Monday, June 29, 2009

Home Visits

Today we went back to Burka Primary School. Since we interviewed 10 students, the best way to assess need was to physically visit their houses and see their home environment. This was Emanueli and Irene’s idea, so I trusted that visiting homes was culturally appropriate. I could tell all of them were definitely poor, but Emanueli and Irene really knew what to look for to assess the different levels of need. They had no problem ranking them against each other.

The second girl had a particularly compelling story. She lives in a one room square mud hut with her 2 older brothers and 1 younger sister, surrounded by banana trees and a few meager crops. After both of her parents died, her oldest brother kept the family together and cared for them. He only finished primary school and never got the opportunity to go to secondary school. He now shines shoes to earn money for the family.

The second oldest brother had an international sponsor to go to secondary school but lost his sponsorship after he didn’t have shoes to go to school and his grades dropped. He wrote a letter to the local government petitioning them to ask the national government for help to go to school and got a government sponsorship to finish secondary school. Now he is in Form IV, preparing for his national exams, and taking care of his younger sisters, with ambitions to go to university.

The applicant, a current standard 7 student in primary school, hopes to go to secondary school. Right now, primary schools are on holiday, but hold remedial classes that students who can afford the 300 TSH a day (less than .30 USD) attend. Today, she stayed home to wash clothes, clean house, and make meals for her family, but first and foremost didn’t attend remedial classes because she didn’t have the 300 TSH. Maybe tomorrow, she said.

After visiting her home, we looked at her grades and saw that, with an A average, she was one of the top students in her class.
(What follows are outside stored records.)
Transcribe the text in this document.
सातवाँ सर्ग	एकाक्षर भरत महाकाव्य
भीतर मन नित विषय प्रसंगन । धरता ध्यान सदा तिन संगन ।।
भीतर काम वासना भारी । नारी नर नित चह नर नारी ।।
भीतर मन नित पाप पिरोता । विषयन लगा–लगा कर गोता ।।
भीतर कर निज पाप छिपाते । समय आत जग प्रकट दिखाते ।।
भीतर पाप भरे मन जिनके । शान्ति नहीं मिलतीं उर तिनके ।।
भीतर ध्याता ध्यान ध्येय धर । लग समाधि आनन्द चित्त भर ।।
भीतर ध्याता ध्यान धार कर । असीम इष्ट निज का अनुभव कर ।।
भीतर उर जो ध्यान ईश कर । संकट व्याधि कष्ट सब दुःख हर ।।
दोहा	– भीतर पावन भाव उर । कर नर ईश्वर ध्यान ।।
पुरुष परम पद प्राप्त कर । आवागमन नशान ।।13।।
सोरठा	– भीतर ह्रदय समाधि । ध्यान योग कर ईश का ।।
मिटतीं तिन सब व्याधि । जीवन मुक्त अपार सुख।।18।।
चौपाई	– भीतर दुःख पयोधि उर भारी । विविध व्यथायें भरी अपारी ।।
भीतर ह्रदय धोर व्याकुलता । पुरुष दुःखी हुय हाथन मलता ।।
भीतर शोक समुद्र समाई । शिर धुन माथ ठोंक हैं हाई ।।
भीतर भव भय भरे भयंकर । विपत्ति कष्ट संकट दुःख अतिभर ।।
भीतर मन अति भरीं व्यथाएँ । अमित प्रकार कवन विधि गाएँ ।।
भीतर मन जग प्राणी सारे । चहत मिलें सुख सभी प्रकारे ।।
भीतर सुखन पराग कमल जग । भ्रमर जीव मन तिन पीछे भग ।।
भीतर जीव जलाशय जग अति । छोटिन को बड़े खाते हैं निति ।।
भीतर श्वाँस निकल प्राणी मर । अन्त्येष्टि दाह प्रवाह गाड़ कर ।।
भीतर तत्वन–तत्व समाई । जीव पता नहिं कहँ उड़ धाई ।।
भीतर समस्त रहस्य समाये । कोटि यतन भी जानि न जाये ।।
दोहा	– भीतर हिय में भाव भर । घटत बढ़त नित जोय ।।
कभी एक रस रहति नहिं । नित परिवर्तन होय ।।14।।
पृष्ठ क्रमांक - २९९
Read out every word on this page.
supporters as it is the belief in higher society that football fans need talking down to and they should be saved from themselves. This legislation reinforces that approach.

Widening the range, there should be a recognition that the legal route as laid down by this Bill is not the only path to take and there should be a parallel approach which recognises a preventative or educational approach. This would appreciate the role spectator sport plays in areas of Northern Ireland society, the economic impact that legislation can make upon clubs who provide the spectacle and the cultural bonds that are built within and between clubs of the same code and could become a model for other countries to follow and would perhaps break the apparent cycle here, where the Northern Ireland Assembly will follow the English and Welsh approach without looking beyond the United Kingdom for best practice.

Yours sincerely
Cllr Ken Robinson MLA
Health Assessment: We are starting to review the objectives for the health assessment of the community that we will start in two weeks. We have a data collection manual that is very useful and helpful. However, it has a lot of words that Emanueli and Irene don’t understand. We independently read chapter 1 and then reviewed it together. We spent about 1.5 hours discussing data collection, clarifying hard words and practicing with different examples. I’m glad we are doing this now!

I also showed Irene and Clemens, one of my other brothers, the typing programs on the laptops (which were donated to Sustain Foundation). Learning “home row” brought back memories of elementary school computer class.